2010 is going to see the return of the IPO, especially in greentech.
Today sees another Greentech IPO registration filing, this time from Codexis, a provider of biocatalysts. We'll report on the S-1 in detail shortly but a quick take shows the company losing money on $58 million in revenue in the first nine months of 2009.
Codexis is funded by venture firms and strategic investors. CMEA is one of their major shareholders along with Shell Oil and CTTV, the investment arm of Chevron. CMEA is on a bit of a roll of late - one of their other portfolio firms, Solyndra has also just filed their S-1, and A123, another CMEA portfolio firm, went public in one of the biggest greentech IPOs of late.
Codexis' biocatalysts are used in the pharmaceutical industry but the greentech angle is the deal that Codexis has with Shell to produce commercially viable biofuels from cellulosic biomass. Other green applications for their product include carbon management, water treatment and "green" chemicals.
Codexis' biofuel product is intended to produce commercially viable, cellulose-derived biofuel alternatives to petroleum-based fuels. They have been engaged with Shell since 2006 in a research and development collaboration.
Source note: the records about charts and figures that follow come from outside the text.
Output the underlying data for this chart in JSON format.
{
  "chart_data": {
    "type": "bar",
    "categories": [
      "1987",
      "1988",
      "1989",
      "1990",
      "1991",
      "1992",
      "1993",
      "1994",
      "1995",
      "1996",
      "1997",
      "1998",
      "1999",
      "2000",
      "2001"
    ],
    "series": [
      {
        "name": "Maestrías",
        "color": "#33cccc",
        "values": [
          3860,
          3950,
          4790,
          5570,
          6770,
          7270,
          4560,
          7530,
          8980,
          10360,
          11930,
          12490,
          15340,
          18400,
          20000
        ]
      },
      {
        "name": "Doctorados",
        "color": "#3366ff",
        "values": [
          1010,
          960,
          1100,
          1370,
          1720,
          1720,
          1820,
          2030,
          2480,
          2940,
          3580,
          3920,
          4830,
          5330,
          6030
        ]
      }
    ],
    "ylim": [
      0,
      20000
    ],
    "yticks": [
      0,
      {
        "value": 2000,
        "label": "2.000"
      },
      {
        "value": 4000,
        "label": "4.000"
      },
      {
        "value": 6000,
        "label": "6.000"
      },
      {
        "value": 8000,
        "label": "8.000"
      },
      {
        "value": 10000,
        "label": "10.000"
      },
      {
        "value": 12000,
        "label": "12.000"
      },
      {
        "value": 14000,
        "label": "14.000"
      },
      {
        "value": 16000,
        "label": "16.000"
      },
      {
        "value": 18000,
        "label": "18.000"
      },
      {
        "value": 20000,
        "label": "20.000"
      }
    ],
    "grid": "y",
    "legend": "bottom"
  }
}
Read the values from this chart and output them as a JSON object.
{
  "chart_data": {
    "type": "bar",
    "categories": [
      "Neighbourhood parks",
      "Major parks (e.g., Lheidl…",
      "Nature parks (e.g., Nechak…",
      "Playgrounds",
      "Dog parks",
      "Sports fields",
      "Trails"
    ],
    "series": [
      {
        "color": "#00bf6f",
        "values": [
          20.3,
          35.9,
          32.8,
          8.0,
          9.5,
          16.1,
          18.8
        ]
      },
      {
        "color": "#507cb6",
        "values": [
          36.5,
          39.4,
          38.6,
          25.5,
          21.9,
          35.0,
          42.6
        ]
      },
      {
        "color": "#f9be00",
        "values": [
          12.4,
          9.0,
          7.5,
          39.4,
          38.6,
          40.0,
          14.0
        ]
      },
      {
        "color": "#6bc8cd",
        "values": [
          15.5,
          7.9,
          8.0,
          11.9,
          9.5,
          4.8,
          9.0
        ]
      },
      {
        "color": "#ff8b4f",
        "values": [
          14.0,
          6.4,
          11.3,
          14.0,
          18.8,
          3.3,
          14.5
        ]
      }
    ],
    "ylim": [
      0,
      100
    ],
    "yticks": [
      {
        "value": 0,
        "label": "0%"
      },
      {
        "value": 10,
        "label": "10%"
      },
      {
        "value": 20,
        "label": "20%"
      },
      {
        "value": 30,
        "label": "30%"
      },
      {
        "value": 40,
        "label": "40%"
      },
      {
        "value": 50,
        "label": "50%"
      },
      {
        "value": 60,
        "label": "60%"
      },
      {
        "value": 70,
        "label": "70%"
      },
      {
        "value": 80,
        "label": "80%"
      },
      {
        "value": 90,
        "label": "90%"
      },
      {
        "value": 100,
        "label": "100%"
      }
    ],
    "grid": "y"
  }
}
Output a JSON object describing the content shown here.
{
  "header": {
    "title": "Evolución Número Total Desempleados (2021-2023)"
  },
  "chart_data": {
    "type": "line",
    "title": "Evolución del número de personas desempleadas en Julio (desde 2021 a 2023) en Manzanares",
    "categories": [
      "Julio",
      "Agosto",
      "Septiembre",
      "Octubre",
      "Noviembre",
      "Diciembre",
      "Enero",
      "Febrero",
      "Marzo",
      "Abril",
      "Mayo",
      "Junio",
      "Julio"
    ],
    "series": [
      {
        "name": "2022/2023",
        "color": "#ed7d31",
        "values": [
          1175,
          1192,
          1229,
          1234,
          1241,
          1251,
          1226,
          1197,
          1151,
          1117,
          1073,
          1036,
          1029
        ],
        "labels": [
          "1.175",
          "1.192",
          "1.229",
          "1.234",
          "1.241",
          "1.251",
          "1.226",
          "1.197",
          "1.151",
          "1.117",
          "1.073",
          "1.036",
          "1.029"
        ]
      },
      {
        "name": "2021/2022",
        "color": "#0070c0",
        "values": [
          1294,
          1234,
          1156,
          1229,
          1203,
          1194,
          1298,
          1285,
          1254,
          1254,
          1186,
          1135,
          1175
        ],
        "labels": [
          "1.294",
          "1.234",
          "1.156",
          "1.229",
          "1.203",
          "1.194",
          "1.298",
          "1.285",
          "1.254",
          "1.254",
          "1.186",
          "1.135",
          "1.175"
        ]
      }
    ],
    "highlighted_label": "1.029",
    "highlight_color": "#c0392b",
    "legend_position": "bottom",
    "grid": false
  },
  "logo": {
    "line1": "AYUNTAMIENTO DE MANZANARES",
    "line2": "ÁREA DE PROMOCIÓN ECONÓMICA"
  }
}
Their advanced biofuels program focuses on two primary elements: (1) developing biocatalysts to convert cellulosic biomass into sugars; and (2) converting these sugars into two advanced biofuels, cellulosic ethanol and biohydrocarbon diesel. Their catalysts aim to:
- Increase the rate at which cellulosic biomass is converted into biofuels;
- Increase the yield of biofuels produced from cellulosic biomass
- Eliminate the need to use food resources for the production of biofuels;
- Provide producers with more flexibility in designing processes to convert cellulosic biomass to biofuels
- Enable the production of new types of cellulosic biofuels that could be alternatives to petroleum-based fuel
We'll take a closer look at the SEC documents and report back to you.